Десять дней назад, накануне нашего отплытия к азиатскому побережью, полный больших надежд и радостных ожиданий будущих удовольствий, я честно написал в моём дневнике вышеприведённую цитату из Бёртона, ни разу не усомнившись в полной реализации тех «будущих радостей», которые мои восторженные глаза видели в такой «яркой неопределенности», и ни на миг не сомневаясь, что «жизнь на океанской волне» не есть состояние высочайшего счастья, достижимое в этом мире. Цитата показалась мне чрезвычайно удачной, и я мысленно благословил старого анатома меланхолии за то, что он вооружил меня девизом, таким простым и подходящим на все случаи жизни. Конечно, «он получил огромное удовольствие и наслаждение от своего путешествия», и совершенно необоснованное предположение о том, что, поскольку «он» это сделал, то и все остальные обязательно должны, не показалось мне абсурдным.
Напротив, мне казалось это совершенно логичным, и я бы с презрением отнесся к любому предположению о возможном недоверии. Мои представления о морской жизни были получены главным образом из пылких поэтических описаний морских закатов, «летних островов Эдема, лежащих в темно-фиолетовых сферах моря», и тех «лунных ночей в одиноких водах», которыми поэты веками обманывают невежественных земляков на предмет океанских путешествий. Туманы, штормы и морская болезнь совсем не входили в мои представления о морских явлениях, или, если бы я допустил возможность шторма, это было только живописное, очень поэтичное проявление сил ветра и воды в действии, без каких-либо неприятных особенностей, которые присутствуют в этих элементах в более прозаических обстоятельствах. Правда, во время моего путешествия в Калифорнию были небольшие неприятности с погодой, но память моя давно превратила её в нечто грандиозное и поэтическое, так что я даже с нетерпением ждал шторма как опыта не только приятного, но и весьма необходимого.
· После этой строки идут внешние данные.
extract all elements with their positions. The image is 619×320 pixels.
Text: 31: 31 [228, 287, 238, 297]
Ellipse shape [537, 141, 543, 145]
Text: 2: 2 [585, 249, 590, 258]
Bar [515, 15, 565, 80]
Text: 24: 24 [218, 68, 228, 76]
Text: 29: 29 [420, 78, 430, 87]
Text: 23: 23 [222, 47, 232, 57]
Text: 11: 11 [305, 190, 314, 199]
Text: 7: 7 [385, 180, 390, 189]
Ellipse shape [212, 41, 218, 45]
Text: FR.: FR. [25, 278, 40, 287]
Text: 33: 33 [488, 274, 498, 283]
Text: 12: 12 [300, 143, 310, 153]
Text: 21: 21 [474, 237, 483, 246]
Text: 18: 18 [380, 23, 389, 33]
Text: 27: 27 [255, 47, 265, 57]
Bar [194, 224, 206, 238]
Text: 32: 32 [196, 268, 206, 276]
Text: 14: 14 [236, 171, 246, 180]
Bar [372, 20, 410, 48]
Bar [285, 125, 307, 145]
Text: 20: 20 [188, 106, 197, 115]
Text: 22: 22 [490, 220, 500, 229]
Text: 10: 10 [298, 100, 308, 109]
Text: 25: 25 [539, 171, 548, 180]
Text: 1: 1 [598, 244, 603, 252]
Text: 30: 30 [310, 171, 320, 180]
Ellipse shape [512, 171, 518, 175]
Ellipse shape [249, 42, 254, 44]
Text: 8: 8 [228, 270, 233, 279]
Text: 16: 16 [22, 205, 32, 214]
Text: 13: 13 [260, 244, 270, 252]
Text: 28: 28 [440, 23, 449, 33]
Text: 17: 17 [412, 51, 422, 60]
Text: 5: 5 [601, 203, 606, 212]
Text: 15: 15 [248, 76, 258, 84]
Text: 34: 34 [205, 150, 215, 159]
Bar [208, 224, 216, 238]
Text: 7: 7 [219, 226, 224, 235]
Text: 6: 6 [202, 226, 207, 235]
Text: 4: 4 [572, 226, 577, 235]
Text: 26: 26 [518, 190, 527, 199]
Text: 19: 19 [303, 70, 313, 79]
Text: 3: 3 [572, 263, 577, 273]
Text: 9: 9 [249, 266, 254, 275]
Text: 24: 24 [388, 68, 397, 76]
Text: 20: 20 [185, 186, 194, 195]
Иллюзия сия была очень приятной, пока она ещё продолжалась, но – всё когда-нибудь кончается. Десять дней настоящей морской жизни разрушили мою «светлую неуверенность будущих радостей» и породили стойкую уверенность в будущих страданиях, оставив меня оплакивать несовместимость поэзии и правды. Бёртон – хвастун, Теннисон – мошенник, Байрон и Проктер – их пособники, а я – жертва. Я никогда больше не буду связывать свою веру с поэтами. Они могут сказать правду вполне достаточную для поэзии, но их взгляды безнадежно извращены, а их воображение слишком изощрено, чтобы действительно реалистично описать морскую жизнь. «Лондонский пакетбот» Байрона – блестящее исключение, и я не помню другого из всего спектра поэтической литературы.
Наша жизнь с тех пор, как мы покинули порт, была, безусловно, непоэтичной.
В течение почти недели мы страдаем от всех неописуемых невзгод морской болезни, без каких-либо смягчающих обстоятельств. День за днём мы лежим на узких койках, слишком больны, чтобы читать, слишком несчастны, чтобы разговаривать, наблюдаем за лампой в каюте, как она раскачивается на своих хорошо смазанных подвесах, слушаем журчание и плеск воды за иллюминаторами, скрипы и стуки снастей и как тяжёлый гик переваливается из стороны в сторону от бортовой качки судна.
Мы всегда считали себя активными сторонниками теплианской[8] философии – веселья при любых обстоятельствах, но, к сожалению, не смогли примирить наш опыт с нашими принципами. В четырёх неподвижных фигурах у стен каюты не было ни малейшего намёка на веселье. Морская болезнь победила философию! Мрачные размышления о нашем прошлом и будущем было единственным нашим занятием. Я помню, как с любопытством размышлял о том, что и Ной когда-то страдал морской болезнью, Интересно, мог бы его ковчег сравниться с нашим судном, и были ли у него такие же неприятные повадки, как у нашего брига при сильном волнении?
Если были – тут я почти улыбнулся своей мысли – какой же несчастье это должно было быть для бедных животных!
Я также задался вопросом, был ли Одиссей с рождения неподвластен морской болезни, или должен был пройти тот же неприятный процесс, через который прошли мы?
В конце концов, я пришел к выводу, что морская болезнь, как и другие, должна быть дьявольским изобретением современности, и что древние так или иначе обходились без неё. Затем, пристально глядя на пятна от мух на окрашенных досках в десяти дюймах от моего носа, я вспомнил все те чудесные ожидания, с которыми я отплыл из Сан-Франциско, и со стоном отвращения отвернулся к стене.